What makes the app even more meaningful is that North Korean defectors themselves participated in the development process. University students, originally from North Korea, chose difficult-for-North-Koreans vocabulary from high school textbooks and did basic translation, based on their own experience. Then an advisory committee composed of teachers and doctors from North Korea worked on professional level proof reading. Cheil’s art directors created images for words which are not easy to verbally explain.
Commenting on the app, one North Korean teen defector who wanted to stay anonymous said, “there are so many words difficult to understand – not just text books but news articles, street signs, etc. I cannot ask for others’ help every time I run into unfamiliar terms. The app provides easy and fast translation so is very useful”
The app currently features vocabulary from Korean language text books, and will continue to expand its database to include vocabulary from science and social studies text books, as well as news articles and everyday lives. It also encourages users to submit vocabulary that they want to include in the app.

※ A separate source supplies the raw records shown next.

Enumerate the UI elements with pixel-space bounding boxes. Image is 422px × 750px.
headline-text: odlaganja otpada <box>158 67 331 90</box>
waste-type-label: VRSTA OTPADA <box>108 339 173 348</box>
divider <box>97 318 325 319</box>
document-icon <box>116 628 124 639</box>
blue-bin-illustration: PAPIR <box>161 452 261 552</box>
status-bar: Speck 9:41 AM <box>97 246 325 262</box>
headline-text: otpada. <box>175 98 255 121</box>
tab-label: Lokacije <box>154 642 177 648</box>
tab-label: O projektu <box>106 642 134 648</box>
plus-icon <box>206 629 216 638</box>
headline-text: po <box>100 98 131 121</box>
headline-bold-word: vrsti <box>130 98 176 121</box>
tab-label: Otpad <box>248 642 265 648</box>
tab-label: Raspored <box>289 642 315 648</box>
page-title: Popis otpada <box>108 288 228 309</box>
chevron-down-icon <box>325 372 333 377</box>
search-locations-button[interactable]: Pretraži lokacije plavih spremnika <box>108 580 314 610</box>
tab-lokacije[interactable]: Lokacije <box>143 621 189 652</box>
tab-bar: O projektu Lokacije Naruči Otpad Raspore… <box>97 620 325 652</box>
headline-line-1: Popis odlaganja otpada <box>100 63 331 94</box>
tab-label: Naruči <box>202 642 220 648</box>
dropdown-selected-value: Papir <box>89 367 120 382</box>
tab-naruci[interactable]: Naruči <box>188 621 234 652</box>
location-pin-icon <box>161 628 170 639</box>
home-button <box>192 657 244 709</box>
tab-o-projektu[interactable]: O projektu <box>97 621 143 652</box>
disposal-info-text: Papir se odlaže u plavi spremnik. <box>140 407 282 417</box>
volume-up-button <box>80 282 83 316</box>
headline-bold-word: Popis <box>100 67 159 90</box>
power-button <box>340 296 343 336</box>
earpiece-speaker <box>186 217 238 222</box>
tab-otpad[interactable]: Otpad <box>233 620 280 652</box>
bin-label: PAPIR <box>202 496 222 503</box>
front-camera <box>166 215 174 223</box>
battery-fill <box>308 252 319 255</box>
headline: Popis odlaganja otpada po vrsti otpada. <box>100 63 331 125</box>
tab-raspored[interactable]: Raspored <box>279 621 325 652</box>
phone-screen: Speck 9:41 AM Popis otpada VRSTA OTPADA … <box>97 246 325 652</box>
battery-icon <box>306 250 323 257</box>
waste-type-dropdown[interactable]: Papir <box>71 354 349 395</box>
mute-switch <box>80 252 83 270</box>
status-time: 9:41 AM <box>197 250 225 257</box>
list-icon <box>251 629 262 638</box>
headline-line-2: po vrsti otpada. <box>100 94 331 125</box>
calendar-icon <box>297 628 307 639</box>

The primary purpose of the app is to help North Korean student defectors communicate and study easily in the South. According to the Ministry of Education, the number of North Korean student defectors is on a continuous rise. In 2008, there were 966; the number jumped to 2,183 in 2014 (when combined elementary school, junior high school and high school students altogether). And in the longer term, the app aims to support all the North Korean defectors in general.
A doctor from North Korea (who also wants anonymity) currently teaches at the Institute for Unification Education at the Ministry of Unification and has participated in the app development process. He said, “the language gap between the two Koreans is as deep as the history of separation, challenging young students from the North to fit into the South Korean society. This smartphone app is going to help those in education as students will be able to understand the language by themselves.”
Jae-young Choi, the head of Good Company Solution Center (Cheil’s do-good division), added “The app introduces a concept of ‘invisible text book’, helping North Korean and South Korean students to understand each other’s language. We will continue to update the vocabulary, while providing career mentoring and other forms of volunteering for North Korean defectors.”